Squats are oftentimes the backbone of a leg day workout. They recruit several muscle groups to make this full-body movement possible. While it's common knowledge that squats work the lower legs, you may find yourself asking what specific leg muscles squats use.
According to Healthline, performing a basic squat targets the following lower muscle groups: calves, glutes, hamstrings, quadriceps, hip flexors, and groin. This functional exercise mimics similar motions such as sitting down in a chair.
Besides working your lower body, squats also strengthen your abdominals (per Healthline). This is because, when squatting, it's imperative to tighten your core. One study published by the Journal of Human Kinetics compared the activation of the core muscles between planks and squats. They found that one of the three core muscles — erector spinae — was significantly strengthened more by squats than planks. However, the two other core muscles — rectus abdominis and external oblique — had similar results. If you're looking to up your fitness game, then incorporate healthy foods, add cardiovascular exercises, and follow the steps below for achieving the perfect squat.

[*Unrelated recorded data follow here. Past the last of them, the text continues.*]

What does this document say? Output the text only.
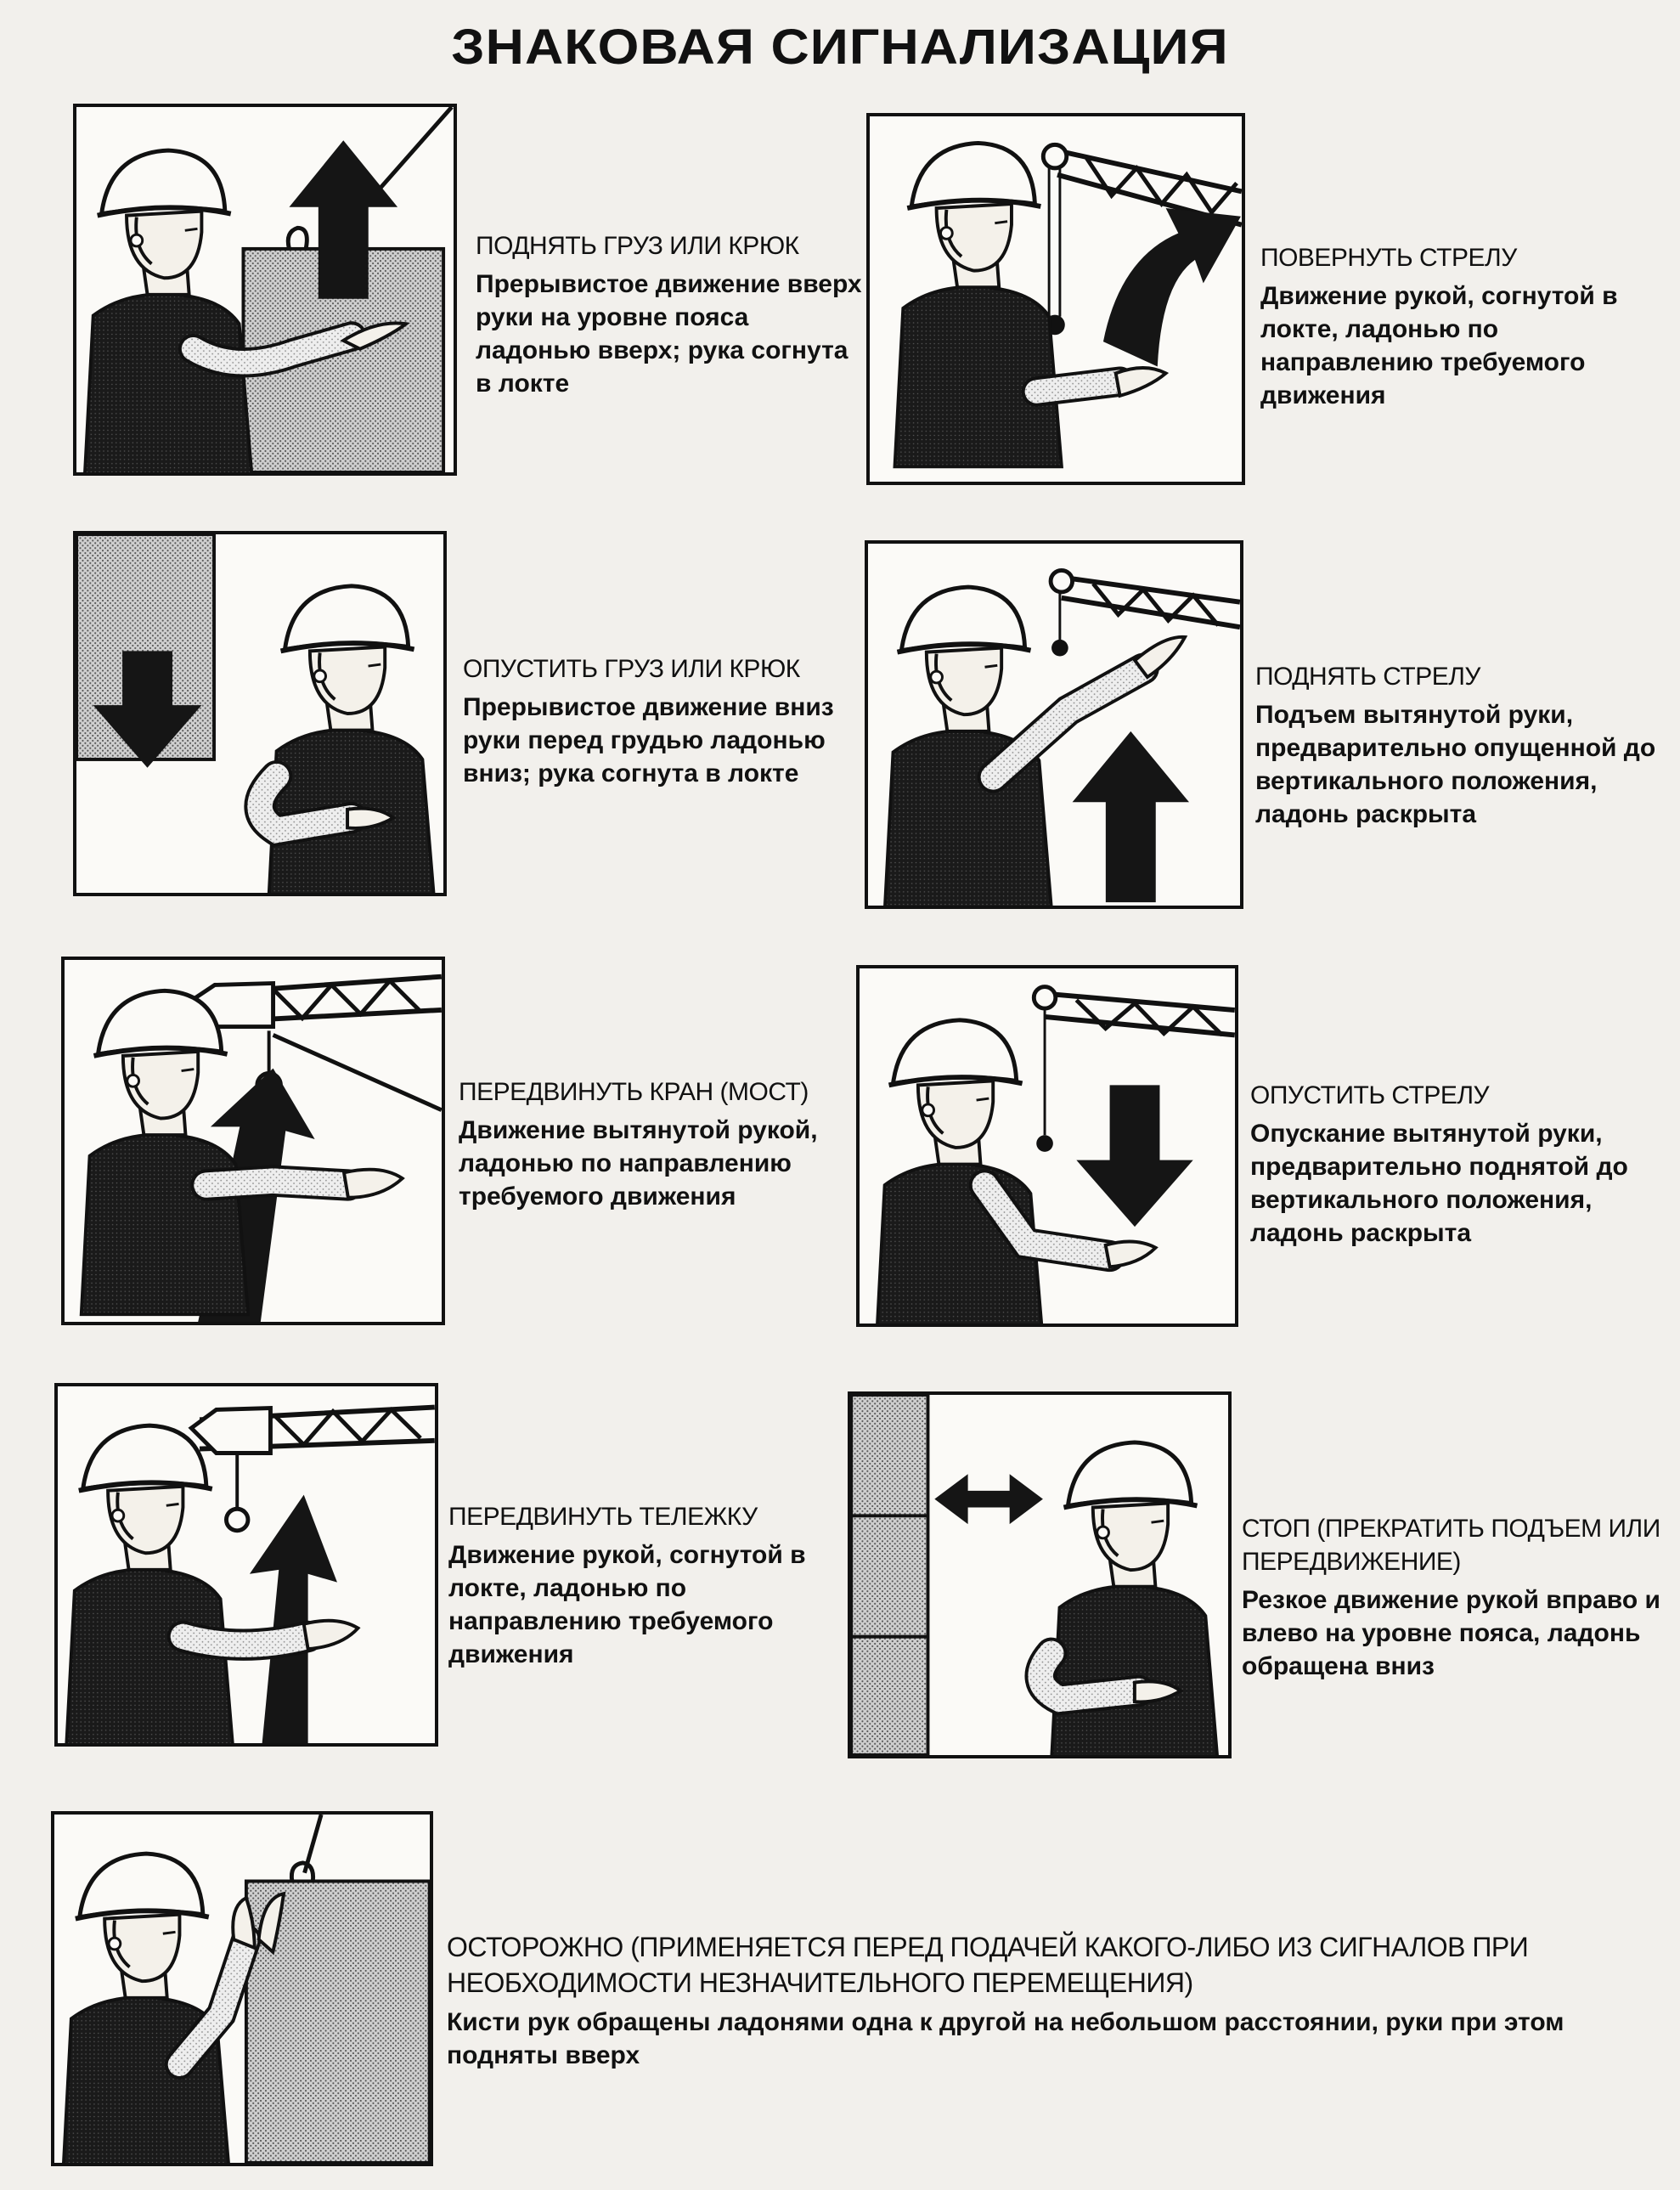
ЗНАКОВАЯ СИГНАЛИЗАЦИЯ
ПОДНЯТЬ ГРУЗ ИЛИ КРЮК
Прерывистое движение вверх руки на уровне пояса ладонью вверх; рука согнута в локте
ПОВЕРНУТЬ СТРЕЛУ
Движение рукой, согнутой в локте, ладонью по направлению требуемого движения
ОПУСТИТЬ ГРУЗ ИЛИ КРЮК
Прерывистое движение вниз руки перед грудью ладонью вниз; рука согнута в локте
ПОДНЯТЬ СТРЕЛУ
Подъем вытянутой руки, предварительно опущенной до вертикального положения, ладонь раскрыта
ПЕРЕДВИНУТЬ КРАН (МОСТ)
Движение вытянутой рукой, ладонью по направлению требуемого движения
ОПУСТИТЬ СТРЕЛУ
Опускание вытянутой руки, предварительно поднятой до вертикального положения, ладонь раскрыта
ПЕРЕДВИНУТЬ ТЕЛЕЖКУ
Движение рукой, согнутой в локте, ладонью по направлению требуемого движения
СТОП (ПРЕКРАТИТЬ ПОДЪЕМ ИЛИ ПЕРЕДВИЖЕНИЕ)
Резкое движение рукой вправо и влево на уровне пояса, ладонь обращена вниз
ОСТОРОЖНО (ПРИМЕНЯЕТСЯ ПЕРЕД ПОДАЧЕЙ КАКОГО-ЛИБО ИЗ СИГНАЛОВ ПРИ НЕОБХОДИМОСТИ НЕЗНАЧИТЕЛЬНОГО ПЕРЕМЕЩЕНИЯ)
Кисти рук обращены ладонями одна к другой на небольшом расстоянии, руки при этом подняты вверх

When performing a basic squat, there are a couple of things you want to keep in mind. Byrdie suggests always looking straight ahead, making sure your toes and knees are aligned, and letting your torso naturally tilt as you squat.
"If you are looking to build quadricep strength, keep your squat to less than 90 degrees, [but] if you are looking to increase hip extensor strength, go lower in your squat," says Alex Weissner, a personal trainer and co-founder of bRUNch Running (via Byrdie). Once you've mastered the proper technique of a basic squat, the sky is the limit for the number of squat variations there are.
Different variations will offer more challenges, keep you focused, target other muscles, and strengthen your body. For instance, the back squat adds weights to the shoulders via a barbell and also targets the hips, glutes, and quads (per Healthline). Similarly, jump squats, which incorporate a jumping motion, will also get your heart pumping. To get your arms, core, and upper back involved, try an overhead squat with a medicine ball. Another option is to add on weights or use resistance bands.